Our country is experiencing a crisis in retirement security. It’s a crisis that affects retirees, older workers and every person who depends on a wage or a wage-earner to live. It’s a crisis that jeopardizes our economic recovery.
Right now, many pension funds don’t have enough money long-term to provide the secure retirement promised to millions of Americans. The largest U.S. pension funds had only 79 cents for every dollar owed to current and future retirees at the end of 2008. Median 401(k) account balances for workers in their 50s were less than $60,000 even before the stock market plunged.
That’s why an estimated 40 percent of wage earners recently said they plan to delay retirement.
The stock market crash and the global economic crisis are two big reasons for the troubles facing U.S. pension funds. A third is the Pension Protection Act of 2006. The act greatly and unnecessarily accelerated the funding requirements for plans and has hastened the funding crisis that threatens most private pension plans and the companies that contribute to them.
Rep. Earl Pomeroy, D-N.D., is responding to requests from unions and from management to stabilize pension plans. His goal is to pass manageable and predictable funding rules that will stabilize plans and shield employers from unsustainable obligations. He also is proposing that the Pension Benefit Guarantee Corporation assume the pension obligations for certain retirees who worked for companies that have gone out of business without making sufficient contributions to cover the benefits their employees earned. The PBGC already guarantees the obligations of single-employer pension plans.

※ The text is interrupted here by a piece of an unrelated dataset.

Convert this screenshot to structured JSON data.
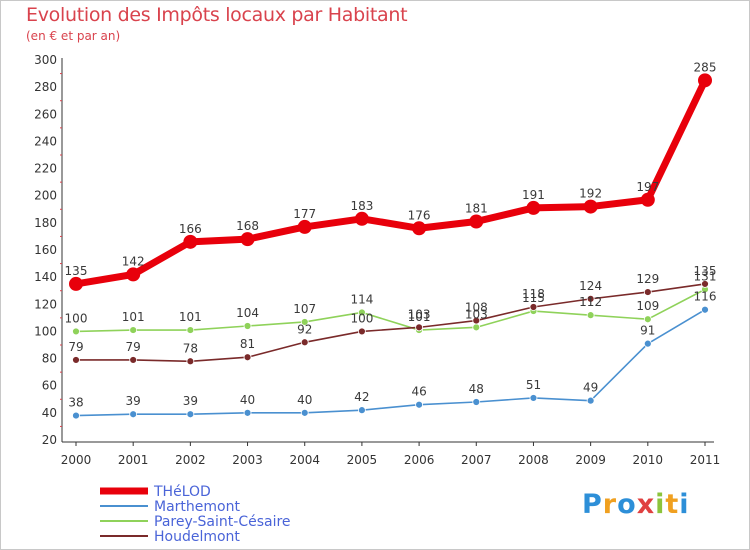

Multi-employer plans such as the Teamsters Central States Fund are not well understood. They are set up as trusts and operated by joint management-labor boards of trustees. They are not controlled by unions and are required by law to be completely independent of the contributing employers and the unions representing their participants. Their trustees are legally required to act solely in the interest of the plan participants.
Many current and retired Teamsters are covered by the Central States Fund. The Fund was severely weakened after 1980 by deregulation of the trucking industry. Deregulation drove 700 trucking companies out of business. Many employees who had earned pensions were left high and dry. The workers of the defunct companies became the obligation of the fund and the surviving businesses. Meanwhile, the bankrupt companies paid little or nothing to cover the benefits earned by their employees.
Now, the surviving trucking companies may have to close their doors because they can’t afford their legal obligations to contribute to the fund. Tens of thousands of jobs would be lost, something this country–and Michigan–can ill afford.
Rep. Pomeroy deserves our thanks and support in his effort to avert a further weakening of our economy. His work will likely inspire critics who will complain about bailouts for unions. It is nothing of the kind. Rep. Pomeroy is seeking to provide the retirement security that employees have earned throughout their entire working lives. He is trying to strengthen companies that invest in our economy and in our jobs.
We need to work together to avert the crisis in retirement security. Together we can prosper. Divided we will fail.